My commute...and welcome to it

This is what I hear in my head when I drive to BART every morning:

Sunday, January 06, 2008

That Sounds Familiar!

Today's entries into That Sounds Familiar are two songs that occupy a permanent spot in my brain's song rotation.

They don't really sound alike but for the same chord progression. So just to be weird, I like to sing the chorus of the older song during the chorus of the newer song.

And my wife already knows I'm a big, big freak, so I don't have to worry about looking weird when I do it.

First song: "Atlantis," by Donovan

My parents had this album, and they played it a lot when I was a kid. I liked the song fine enough, but the talking at the beginning bored me to tears. I already knew what happened to Atlantis. I read Aquaman, didn't I?

Donovan already got points with me for naming dropping Superman and Green Lantern in one of his other songs, so I sat through the talking.

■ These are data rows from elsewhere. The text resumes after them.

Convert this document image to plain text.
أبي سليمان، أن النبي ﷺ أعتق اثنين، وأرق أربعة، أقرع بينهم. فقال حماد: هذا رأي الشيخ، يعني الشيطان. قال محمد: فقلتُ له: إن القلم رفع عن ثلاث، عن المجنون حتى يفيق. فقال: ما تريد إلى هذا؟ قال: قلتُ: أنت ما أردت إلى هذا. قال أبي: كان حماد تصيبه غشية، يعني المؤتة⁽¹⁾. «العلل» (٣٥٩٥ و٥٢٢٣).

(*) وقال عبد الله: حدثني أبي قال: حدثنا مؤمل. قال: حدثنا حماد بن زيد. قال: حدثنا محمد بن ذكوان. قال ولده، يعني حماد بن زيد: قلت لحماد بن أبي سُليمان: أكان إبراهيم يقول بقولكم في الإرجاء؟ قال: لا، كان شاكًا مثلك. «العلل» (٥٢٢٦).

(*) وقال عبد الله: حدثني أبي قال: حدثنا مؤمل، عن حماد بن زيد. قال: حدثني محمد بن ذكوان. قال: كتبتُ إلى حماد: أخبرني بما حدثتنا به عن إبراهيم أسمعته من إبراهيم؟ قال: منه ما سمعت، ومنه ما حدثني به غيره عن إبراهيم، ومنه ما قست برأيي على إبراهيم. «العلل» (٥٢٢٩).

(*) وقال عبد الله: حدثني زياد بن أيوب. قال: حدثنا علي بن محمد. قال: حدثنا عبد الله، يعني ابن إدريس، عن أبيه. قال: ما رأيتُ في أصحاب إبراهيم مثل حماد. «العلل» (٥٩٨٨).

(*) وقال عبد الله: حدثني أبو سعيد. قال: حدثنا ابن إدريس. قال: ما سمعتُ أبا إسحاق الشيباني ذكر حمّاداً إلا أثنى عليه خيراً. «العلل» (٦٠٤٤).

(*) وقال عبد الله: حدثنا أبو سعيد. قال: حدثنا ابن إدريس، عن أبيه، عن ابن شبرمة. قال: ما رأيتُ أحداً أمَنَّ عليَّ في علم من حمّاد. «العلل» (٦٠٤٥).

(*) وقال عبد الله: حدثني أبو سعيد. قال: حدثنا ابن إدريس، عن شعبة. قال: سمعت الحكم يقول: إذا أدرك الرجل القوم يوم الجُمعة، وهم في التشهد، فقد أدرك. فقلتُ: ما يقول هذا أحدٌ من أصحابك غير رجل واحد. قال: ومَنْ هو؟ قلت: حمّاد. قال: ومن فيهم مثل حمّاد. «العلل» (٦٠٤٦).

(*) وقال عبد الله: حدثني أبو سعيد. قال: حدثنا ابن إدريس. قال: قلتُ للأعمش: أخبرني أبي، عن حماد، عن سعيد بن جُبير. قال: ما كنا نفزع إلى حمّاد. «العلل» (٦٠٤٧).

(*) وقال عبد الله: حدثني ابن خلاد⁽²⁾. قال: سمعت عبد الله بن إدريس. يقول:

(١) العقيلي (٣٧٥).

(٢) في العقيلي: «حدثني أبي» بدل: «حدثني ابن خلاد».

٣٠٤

Second song: Damn Good Times, by They Might Be Giants

I love They Might Be Giants. Love. Thanks to Here Come the ABCs, my son loves them, too. I can't wait for Here Come The 123s, which comes out next month.

I stumbled on to this when I was putzing around on the guitar trying to pick out the chords. Once I had the chord progression, I thought it sounded familiar. I started playing it slowly, and then I had it.

I should also mention that there is a really cool book by Tim English, called "Sounds Like Teen Spirit." Since this is a subject that I've been interested in for a long time, I was happy to get it for Christmas. If you like this kind of thing, I recommend you pick it up; it's a great read.

It also limits what I will cover with this feature, but that's OK; Tim is more thorough and informative.